Friday, March 12, 2010

How Is This for My Good?

Jack Canfield (who got it from bezillionaire W. Clement Stone) has a tip for when bad things happen to you: Become a “reverse paranoid.” Instead of being lost in the badness aspect of it, ask, “How is this happening for my good?” How might the universe be setting you up for something better?

Clients hate being in the liminal state they sometimes find themselves (liminal: strung between two worlds) in their careers. They live in anxiety and despair. Because I see it every day, I KNOW that good frequently arises from where they are now. A laid-off executive’s mother becomes suddenly and terminally ill, and he’s able to help her through her last days (and sees it as a gift).
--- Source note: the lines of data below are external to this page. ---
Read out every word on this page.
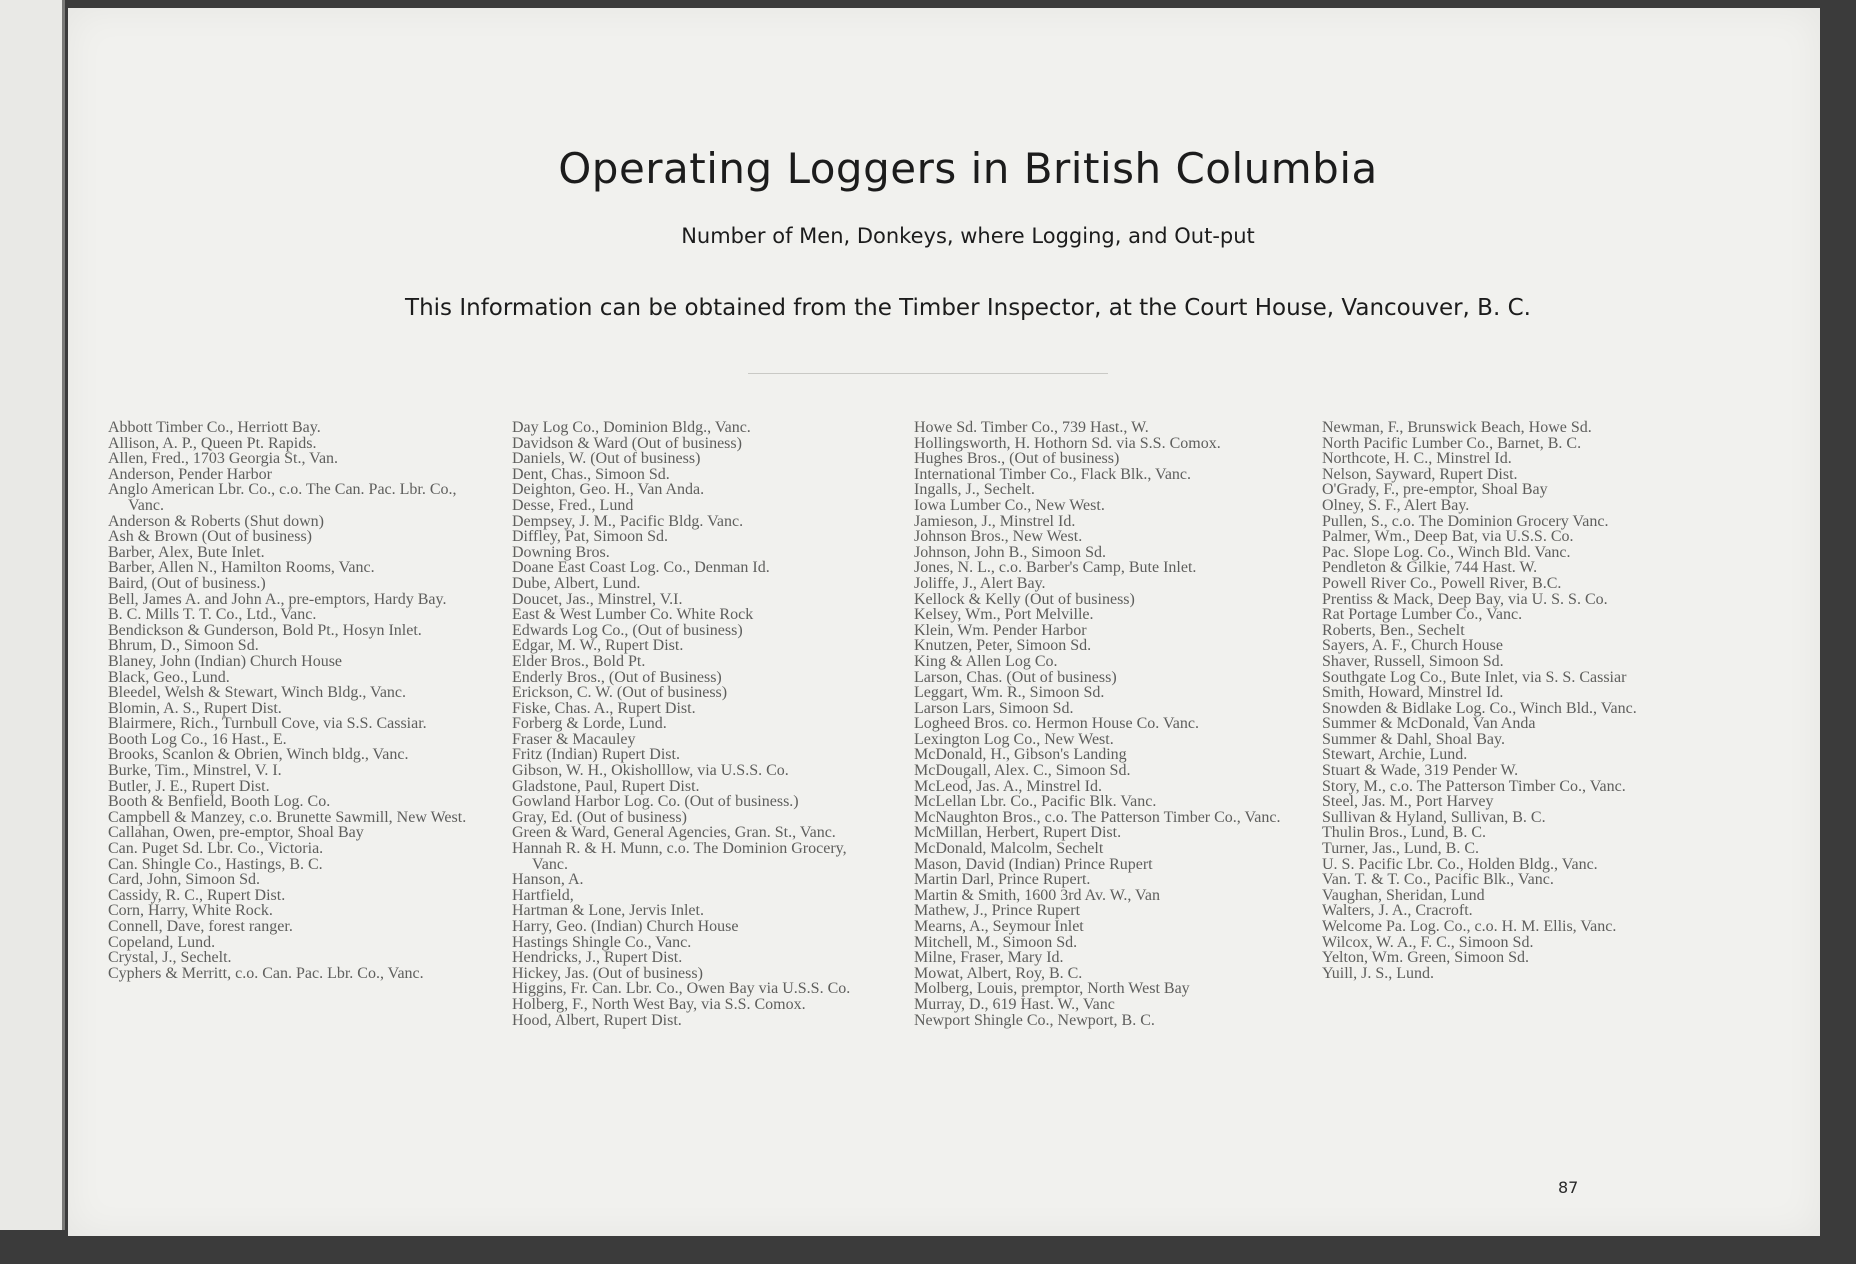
Operating Loggers in British Columbia
Number of Men, Donkeys, where Logging, and Out-put
This Information can be obtained from the Timber Inspector, at the Court House, Vancouver, B. C.

Abbott Timber Co., Herriott Bay.

Allison, A. P., Queen Pt. Rapids.

Allen, Fred., 1703 Georgia St., Van.

Anderson, Pender Harbor

Anglo American Lbr. Co., c.o. The Can. Pac. Lbr. Co., Vanc.

Anderson & Roberts (Shut down)

Ash & Brown (Out of business)

Barber, Alex, Bute Inlet.

Barber, Allen N., Hamilton Rooms, Vanc.

Baird, (Out of business.)

Bell, James A. and John A., pre-emptors, Hardy Bay.

B. C. Mills T. T. Co., Ltd., Vanc.

Bendickson & Gunderson, Bold Pt., Hosyn Inlet.

Bhrum, D., Simoon Sd.

Blaney, John (Indian) Church House

Black, Geo., Lund.

Bleedel, Welsh & Stewart, Winch Bldg., Vanc.

Blomin, A. S., Rupert Dist.

Blairmere, Rich., Turnbull Cove, via S.S. Cassiar.

Booth Log Co., 16 Hast., E.

Brooks, Scanlon & Obrien, Winch bldg., Vanc.

Burke, Tim., Minstrel, V. I.

Butler, J. E., Rupert Dist.

Booth & Benfield, Booth Log. Co.

Campbell & Manzey, c.o. Brunette Sawmill, New West.

Callahan, Owen, pre-emptor, Shoal Bay

Can. Puget Sd. Lbr. Co., Victoria.

Can. Shingle Co., Hastings, B. C.

Card, John, Simoon Sd.

Cassidy, R. C., Rupert Dist.

Corn, Harry, White Rock.

Connell, Dave, forest ranger.

Copeland, Lund.

Crystal, J., Sechelt.

Cyphers & Merritt, c.o. Can. Pac. Lbr. Co., Vanc.

Day Log Co., Dominion Bldg., Vanc.

Davidson & Ward (Out of business)

Daniels, W. (Out of business)

Dent, Chas., Simoon Sd.

Deighton, Geo. H., Van Anda.

Desse, Fred., Lund

Dempsey, J. M., Pacific Bldg. Vanc.

Diffley, Pat, Simoon Sd.

Downing Bros.

Doane East Coast Log. Co., Denman Id.

Dube, Albert, Lund.

Doucet, Jas., Minstrel, V.I.

East & West Lumber Co. White Rock

Edwards Log Co., (Out of business)

Edgar, M. W., Rupert Dist.

Elder Bros., Bold Pt.

Enderly Bros., (Out of Business)

Erickson, C. W. (Out of business)

Fiske, Chas. A., Rupert Dist.

Forberg & Lorde, Lund.

Fraser & Macauley

Fritz (Indian) Rupert Dist.

Gibson, W. H., Okisholllow, via U.S.S. Co.

Gladstone, Paul, Rupert Dist.

Gowland Harbor Log. Co. (Out of business.)

Gray, Ed. (Out of business)

Green & Ward, General Agencies, Gran. St., Vanc.

Hannah R. & H. Munn, c.o. The Dominion Grocery, Vanc.

Hanson, A.

Hartfield,

Hartman & Lone, Jervis Inlet.

Harry, Geo. (Indian) Church House

Hastings Shingle Co., Vanc.

Hendricks, J., Rupert Dist.

Hickey, Jas. (Out of business)

Higgins, Fr. Can. Lbr. Co., Owen Bay via U.S.S. Co.

Holberg, F., North West Bay, via S.S. Comox.

Hood, Albert, Rupert Dist.

Howe Sd. Timber Co., 739 Hast., W.

Hollingsworth, H. Hothorn Sd. via S.S. Comox.

Hughes Bros., (Out of business)

International Timber Co., Flack Blk., Vanc.

Ingalls, J., Sechelt.

Iowa Lumber Co., New West.

Jamieson, J., Minstrel Id.

Johnson Bros., New West.

Johnson, John B., Simoon Sd.

Jones, N. L., c.o. Barber's Camp, Bute Inlet.

Joliffe, J., Alert Bay.

Kellock & Kelly (Out of business)

Kelsey, Wm., Port Melville.

Klein, Wm. Pender Harbor

Knutzen, Peter, Simoon Sd.

King & Allen Log Co.

Larson, Chas. (Out of business)

Leggart, Wm. R., Simoon Sd.

Larson Lars, Simoon Sd.

Logheed Bros. co. Hermon House Co. Vanc.

Lexington Log Co., New West.

McDonald, H., Gibson's Landing

McDougall, Alex. C., Simoon Sd.

McLeod, Jas. A., Minstrel Id.

McLellan Lbr. Co., Pacific Blk. Vanc.

McNaughton Bros., c.o. The Patterson Timber Co., Vanc.

McMillan, Herbert, Rupert Dist.

McDonald, Malcolm, Sechelt

Mason, David (Indian) Prince Rupert

Martin Darl, Prince Rupert.

Martin & Smith, 1600 3rd Av. W., Van

Mathew, J., Prince Rupert

Mearns, A., Seymour Inlet

Mitchell, M., Simoon Sd.

Milne, Fraser, Mary Id.

Mowat, Albert, Roy, B. C.

Molberg, Louis, premptor, North West Bay

Murray, D., 619 Hast. W., Vanc

Newport Shingle Co., Newport, B. C.

Newman, F., Brunswick Beach, Howe Sd.

North Pacific Lumber Co., Barnet, B. C.

Northcote, H. C., Minstrel Id.

Nelson, Sayward, Rupert Dist.

O'Grady, F., pre-emptor, Shoal Bay

Olney, S. F., Alert Bay.

Pullen, S., c.o. The Dominion Grocery Vanc.

Palmer, Wm., Deep Bat, via U.S.S. Co.

Pac. Slope Log. Co., Winch Bld. Vanc.

Pendleton & Gilkie, 744 Hast. W.

Powell River Co., Powell River, B.C.

Prentiss & Mack, Deep Bay, via U. S. S. Co.

Rat Portage Lumber Co., Vanc.

Roberts, Ben., Sechelt

Sayers, A. F., Church House

Shaver, Russell, Simoon Sd.

Southgate Log Co., Bute Inlet, via S. S. Cassiar

Smith, Howard, Minstrel Id.

Snowden & Bidlake Log. Co., Winch Bld., Vanc.

Summer & McDonald, Van Anda

Summer & Dahl, Shoal Bay.

Stewart, Archie, Lund.

Stuart & Wade, 319 Pender W.

Story, M., c.o. The Patterson Timber Co., Vanc.

Steel, Jas. M., Port Harvey

Sullivan & Hyland, Sullivan, B. C.

Thulin Bros., Lund, B. C.

Turner, Jas., Lund, B. C.

U. S. Pacific Lbr. Co., Holden Bldg., Vanc.

Van. T. & T. Co., Pacific Blk., Vanc.

Vaughan, Sheridan, Lund

Walters, J. A., Cracroft.

Welcome Pa. Log. Co., c.o. H. M. Ellis, Vanc.

Wilcox, W. A., F. C., Simoon Sd.

Yelton, Wm. Green, Simoon Sd.

Yuill, J. S., Lund.

87
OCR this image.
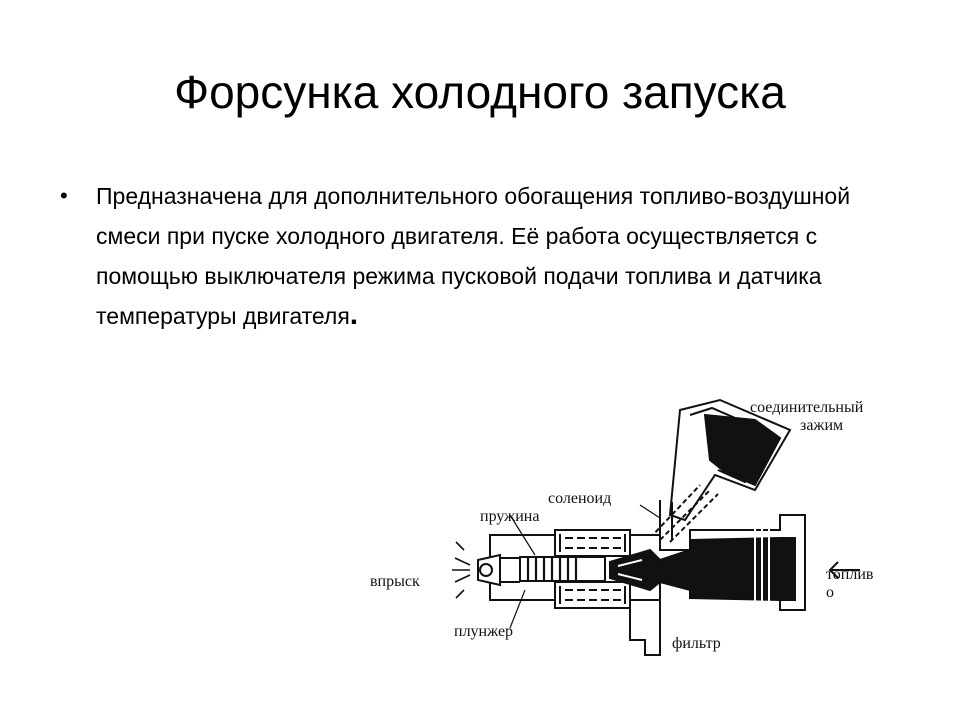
Форсунка холодного запуска
• Предназначена для дополнительного обогащения топливо-воздушной смеси при пуске холодного двигателя. Её работа осуществляется с помощью выключателя режима пусковой подачи топлива и датчика температуры двигателя.
соединительный
зажим
соленоид
пружина
впрыск	топлив
о
плунжер
фильтр
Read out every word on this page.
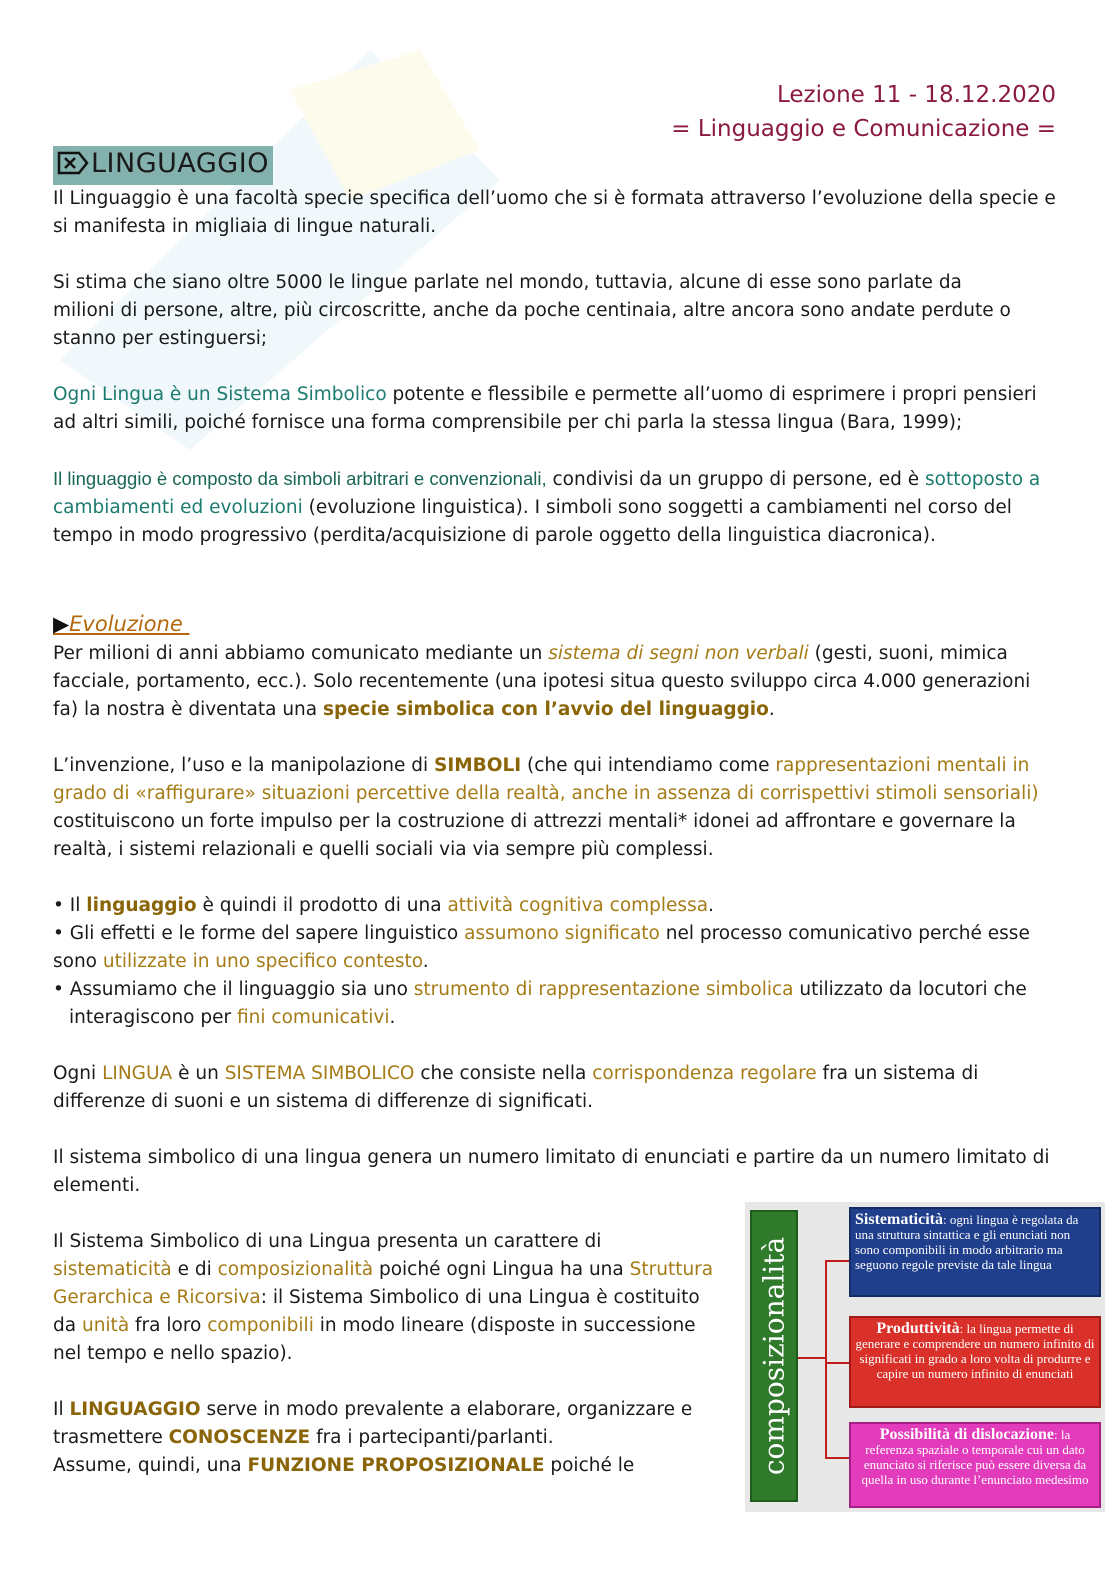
Lezione 11 - 18.12.2020
= Linguaggio e Comunicazione =
LINGUAGGIO

Il Linguaggio è una facoltà specie specifica dell’uomo che si è formata attraverso l’evoluzione della specie e si manifesta in migliaia di lingue naturali.

Si stima che siano oltre 5000 le lingue parlate nel mondo, tuttavia, alcune di esse sono parlate da
milioni di persone, altre, più circoscritte, anche da poche centinaia, altre ancora sono andate perdute o stanno per estinguersi;

Ogni Lingua è un Sistema Simbolico potente e flessibile e permette all’uomo di esprimere i propri pensieri ad altri simili, poiché fornisce una forma comprensibile per chi parla la stessa lingua (Bara, 1999);

Il linguaggio è composto da simboli arbitrari e convenzionali, condivisi da un gruppo di persone, ed è sottoposto a cambiamenti ed evoluzioni (evoluzione linguistica). I simboli sono soggetti a cambiamenti nel corso del tempo in modo progressivo (perdita/acquisizione di parole oggetto della linguistica diacronica).

▶Evoluzione

Per milioni di anni abbiamo comunicato mediante un sistema di segni non verbali (gesti, suoni, mimica facciale, portamento, ecc.). Solo recentemente (una ipotesi situa questo sviluppo circa 4.000 generazioni fa) la nostra è diventata una specie simbolica con l’avvio del linguaggio.

L’invenzione, l’uso e la manipolazione di SIMBOLI (che qui intendiamo come rappresentazioni mentali in grado di «raffigurare» situazioni percettive della realtà, anche in assenza di corrispettivi stimoli sensoriali) costituiscono un forte impulso per la costruzione di attrezzi mentali* idonei ad affrontare e governare la realtà, i sistemi relazionali e quelli sociali via via sempre più complessi.

• Il linguaggio è quindi il prodotto di una attività cognitiva complessa.
• Gli effetti e le forme del sapere linguistico assumono significato nel processo comunicativo perché esse sono utilizzate in uno specifico contesto.
• Assumiamo che il linguaggio sia uno strumento di rappresentazione simbolica utilizzato da locutori che interagiscono per fini comunicativi.

Ogni LINGUA è un SISTEMA SIMBOLICO che consiste nella corrispondenza regolare fra un sistema di differenze di suoni e un sistema di differenze di significati.

Il sistema simbolico di una lingua genera un numero limitato di enunciati e partire da un numero limitato di elementi.

Il Sistema Simbolico di una Lingua presenta un carattere di sistematicità e di composizionalità poiché ogni Lingua ha una Struttura Gerarchica e Ricorsiva: il Sistema Simbolico di una Lingua è costituito da unità fra loro componibili in modo lineare (disposte in successione nel tempo e nello spazio).

Il LINGUAGGIO serve in modo prevalente a elaborare, organizzare e trasmettere CONOSCENZE fra i partecipanti/parlanti.
Assume, quindi, una FUNZIONE PROPOSIZIONALE poiché le	composizionalità
Sistematicità: ogni lingua è regolata da una struttura sintattica e gli enunciati non sono componibili in modo arbitrario ma seguono regole previste da tale lingua
Produttività: la lingua permette di generare e comprendere un numero infinito di significati in grado a loro volta di produrre e capire un numero infinito di enunciati
Possibilità di dislocazione: la referenza spaziale o temporale cui un dato enunciato si riferisce può essere diversa da quella in uso durante l’enunciato medesimo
A young graduate doesn’t get a job in another city with a financial services firm, which folds several months later. A student leaves his graduate program and gets a fabulous dot.com marketing job. A professor can’t get a job teaching but through a side-rail job at an agency is pushed closer to her dream of working in a corporation. An exhausted, bitter attorney gets plugged into independent selling of cosmetics and becomes a happy, wildly successful director.

I get excited when I see clients struggling to make a better world from the one that just collapsed around them. If they can tolerate the discomfort of the transition from what they knew to what’s POSSIBLE, and they don’t give up, they WILL find a better way. The only time I despair is when clients start moving heavy furniture into their dark cave of misery with a clear intention to stay there. They’re gonna be there a long, long time. . .and angry, to boot.

I’m sorry if you’re having challenging experiences right now. But see what occurs to you if you look at it in a different way, and ask: “How is this happening for my good?” You’ll be amazed at what’s possible for you.